George Butt, "To Edmund Burke" Poems (1793) 2:159.



Heroic worth, O Burke, implies a mind
Fearless and firm, laborious, kind, and just,
But in a deedless prison is confin'd,
Nor is accomplish'd to fulfil its trust,
Where (Understanding's higher pow'rs deny'd)
It sleeps a stagnant lake depriv'd of wind and tide.

When these perfections are combin'd, we see
The godlike friend of nations, Time,
Enrich'd with genial lustre, rise like thee,
Till up to Glory's noon his radiance climb,
Far o'er the earth salute the raptur'd sight,
And yield its goodliest fruits the largess of his light.

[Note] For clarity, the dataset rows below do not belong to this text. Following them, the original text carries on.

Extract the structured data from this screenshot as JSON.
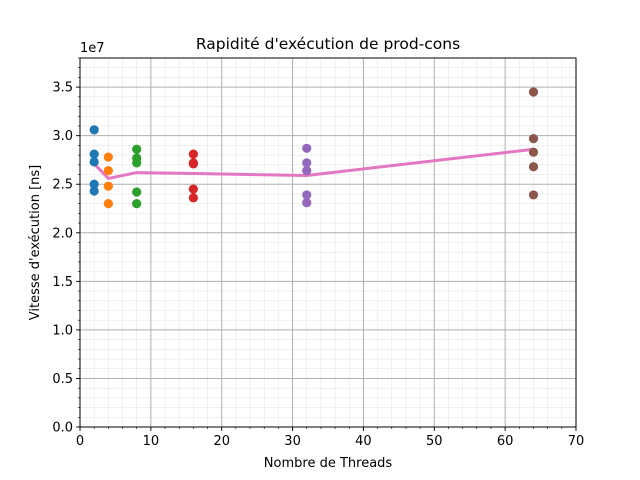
{
  "chart_data": {
    "type": "scatter",
    "title": "Rapidité d'exécution de prod-cons",
    "xlabel": "Nombre de Threads",
    "ylabel": "Vitesse d'exécution [ns]",
    "y_offset_label": "1e7",
    "xlim": [
      0,
      70
    ],
    "ylim": [
      0.0,
      3.8
    ],
    "x_ticks": [
      0,
      10,
      20,
      30,
      40,
      50,
      60,
      70
    ],
    "y_ticks": [
      0.0,
      0.5,
      1.0,
      1.5,
      2.0,
      2.5,
      3.0,
      3.5
    ],
    "x_tick_labels": [
      "0",
      "10",
      "20",
      "30",
      "40",
      "50",
      "60",
      "70"
    ],
    "y_tick_labels": [
      "0.0",
      "0.5",
      "1.0",
      "1.5",
      "2.0",
      "2.5",
      "3.0",
      "3.5"
    ],
    "grid": "major and minor",
    "scatter_series": [
      {
        "x": 2,
        "color": "#1f77b4",
        "values": [
          3.06,
          2.81,
          2.73,
          2.5,
          2.43
        ]
      },
      {
        "x": 4,
        "color": "#ff7f0e",
        "values": [
          2.78,
          2.64,
          2.48,
          2.3
        ]
      },
      {
        "x": 8,
        "color": "#2ca02c",
        "values": [
          2.86,
          2.77,
          2.72,
          2.42,
          2.3
        ]
      },
      {
        "x": 16,
        "color": "#d62728",
        "values": [
          2.81,
          2.72,
          2.71,
          2.45,
          2.36
        ]
      },
      {
        "x": 32,
        "color": "#9467bd",
        "values": [
          2.87,
          2.72,
          2.64,
          2.39,
          2.31
        ]
      },
      {
        "x": 64,
        "color": "#8c564b",
        "values": [
          3.45,
          2.97,
          2.83,
          2.68,
          2.39
        ]
      }
    ],
    "mean_line": {
      "color": "#e377c2",
      "x": [
        2,
        4,
        8,
        16,
        32,
        64
      ],
      "values": [
        2.71,
        2.56,
        2.62,
        2.61,
        2.59,
        2.86
      ]
    }
  }
}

Tho' Dulness blink, and shun the glorious blaze
Which Envy's hazy veil would hide from view,
Its Heav'n-born force but wider shoots its rays,
Exults its healing journey to pursue,
The more obstructed struggles more to shine,
Nor yields to Hell-born Hate its destiny divine.

'Tis thine to know, 'tis often thine to feel
How Virtue lifts thee, Burke, above despite,
Guards the great guardian of the public weal,
Nor grants the rage of foes thy fame to blight,
When o'er life's wild thy Virtue's march they blame,
Still clouded from their view, tho' lit by Heav'n's own flame.